Dieser Trend zieht sich durch alle Wirtschaftssektoren. Großunternehmen setzen auf eine größere Anzahl an Zulieferern, während kleine und mittelständische Unternehmen mehr Lagerhaltung planen. In der Industrie haben 44 Prozent der Unternehmen vor, ihre Beschaffung zu ändern. „Industrieunternehmen geben häufiger an, ihre Beschaffungsstrategie zu verändern, wenn sie von Materialmangel betroffen sind“, sagt Flach. Beim Großhandel liegt der Wert bei 35 Prozent, im Einzelhandel sind es nur 27 Prozent. Im Dienstleistungssektor planen lediglich zehn Prozent der Unternehmen eine andere Beschaffungsstrategie.

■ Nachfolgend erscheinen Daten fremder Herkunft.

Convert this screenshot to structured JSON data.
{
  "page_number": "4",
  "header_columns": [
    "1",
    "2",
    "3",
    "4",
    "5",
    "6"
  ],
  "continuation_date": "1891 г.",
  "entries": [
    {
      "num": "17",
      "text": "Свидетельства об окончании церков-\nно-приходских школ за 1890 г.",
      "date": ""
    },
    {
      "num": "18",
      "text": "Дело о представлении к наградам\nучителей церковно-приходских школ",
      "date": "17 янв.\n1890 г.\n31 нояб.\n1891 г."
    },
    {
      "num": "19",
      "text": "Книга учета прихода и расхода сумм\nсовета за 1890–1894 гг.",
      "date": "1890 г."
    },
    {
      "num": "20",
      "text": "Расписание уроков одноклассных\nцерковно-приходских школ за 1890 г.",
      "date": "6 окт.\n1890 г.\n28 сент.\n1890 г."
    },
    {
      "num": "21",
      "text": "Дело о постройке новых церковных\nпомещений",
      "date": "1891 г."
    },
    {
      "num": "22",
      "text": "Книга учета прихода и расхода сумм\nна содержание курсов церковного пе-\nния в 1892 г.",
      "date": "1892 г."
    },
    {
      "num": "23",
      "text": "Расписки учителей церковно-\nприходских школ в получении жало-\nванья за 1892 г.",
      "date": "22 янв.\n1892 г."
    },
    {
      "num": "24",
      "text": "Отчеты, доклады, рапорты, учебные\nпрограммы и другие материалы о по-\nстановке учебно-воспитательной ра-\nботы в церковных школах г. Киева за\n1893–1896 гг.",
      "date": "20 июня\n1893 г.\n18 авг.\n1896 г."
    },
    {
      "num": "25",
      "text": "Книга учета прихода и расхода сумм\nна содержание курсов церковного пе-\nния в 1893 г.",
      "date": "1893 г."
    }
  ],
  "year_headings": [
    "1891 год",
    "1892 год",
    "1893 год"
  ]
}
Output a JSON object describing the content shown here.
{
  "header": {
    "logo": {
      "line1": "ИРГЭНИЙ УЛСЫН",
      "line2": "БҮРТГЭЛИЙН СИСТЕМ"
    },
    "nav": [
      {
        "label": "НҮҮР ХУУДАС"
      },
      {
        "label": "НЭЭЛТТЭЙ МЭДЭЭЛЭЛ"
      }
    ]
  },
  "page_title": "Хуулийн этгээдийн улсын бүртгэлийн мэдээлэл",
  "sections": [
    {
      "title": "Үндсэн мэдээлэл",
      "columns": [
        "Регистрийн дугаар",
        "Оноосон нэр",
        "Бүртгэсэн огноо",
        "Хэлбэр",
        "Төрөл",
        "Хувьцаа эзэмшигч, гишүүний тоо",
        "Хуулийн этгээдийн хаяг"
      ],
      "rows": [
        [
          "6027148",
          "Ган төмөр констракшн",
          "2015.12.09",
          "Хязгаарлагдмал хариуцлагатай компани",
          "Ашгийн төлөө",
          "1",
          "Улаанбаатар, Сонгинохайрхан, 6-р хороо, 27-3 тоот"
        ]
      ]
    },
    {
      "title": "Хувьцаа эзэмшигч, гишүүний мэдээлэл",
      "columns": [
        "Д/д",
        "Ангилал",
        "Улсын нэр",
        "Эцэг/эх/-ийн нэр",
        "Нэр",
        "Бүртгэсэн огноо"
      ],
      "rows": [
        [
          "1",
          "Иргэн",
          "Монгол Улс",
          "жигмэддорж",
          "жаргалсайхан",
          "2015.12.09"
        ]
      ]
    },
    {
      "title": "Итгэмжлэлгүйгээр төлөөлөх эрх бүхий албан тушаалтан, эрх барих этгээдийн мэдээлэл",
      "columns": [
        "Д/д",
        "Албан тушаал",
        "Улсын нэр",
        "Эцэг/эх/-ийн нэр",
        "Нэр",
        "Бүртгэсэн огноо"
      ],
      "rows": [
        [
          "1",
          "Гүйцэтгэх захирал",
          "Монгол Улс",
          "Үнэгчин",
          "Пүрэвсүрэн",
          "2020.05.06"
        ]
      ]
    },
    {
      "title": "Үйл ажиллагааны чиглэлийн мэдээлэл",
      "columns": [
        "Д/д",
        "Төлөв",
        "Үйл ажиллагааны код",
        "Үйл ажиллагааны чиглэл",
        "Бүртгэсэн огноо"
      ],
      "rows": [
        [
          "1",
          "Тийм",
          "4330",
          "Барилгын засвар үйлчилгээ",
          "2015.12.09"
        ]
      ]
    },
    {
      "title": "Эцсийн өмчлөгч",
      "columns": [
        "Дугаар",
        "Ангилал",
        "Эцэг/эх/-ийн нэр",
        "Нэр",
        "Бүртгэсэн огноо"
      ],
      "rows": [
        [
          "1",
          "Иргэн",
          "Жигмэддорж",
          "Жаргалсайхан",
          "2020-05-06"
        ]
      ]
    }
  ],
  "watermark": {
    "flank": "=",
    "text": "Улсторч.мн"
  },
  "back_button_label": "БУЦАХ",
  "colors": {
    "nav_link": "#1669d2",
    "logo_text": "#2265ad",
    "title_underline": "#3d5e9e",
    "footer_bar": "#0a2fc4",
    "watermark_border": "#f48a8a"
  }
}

Die Studie ergab auch, dass eine Rückverlagerung der Produktion nach Deutschland oder ins nahe gelegene Ausland zu hohen Wohlstandsverlusten führen würde. „Bei einer Rückverlagerung könnte die reale Wirtschaftsleistung Deutschlands um fast 10 Prozent zurückgehen“, sagt Flach. Gleiches gilt für die Rückverlagerung der Produktion zu europäischen Nachbarn. In diesem Fall würde die deutsche Wirtschaftsleistung um 4,2 Prozent sinken.
Damit wird deutlich, dass „eine politisch gesteuerte, umfassende Umorganisation der Lieferketten deutscher Unternehmen nicht nur unnötig wäre. Ein solches Reshoring wäre darüber hinaus für Wirtschaft und Gesellschaft immens kostenintensiv“, stellt Jan Cernicky fest, Experte für internationalen Handel und Wirtschaft bei der Konrad-Adenauer-Stiftung.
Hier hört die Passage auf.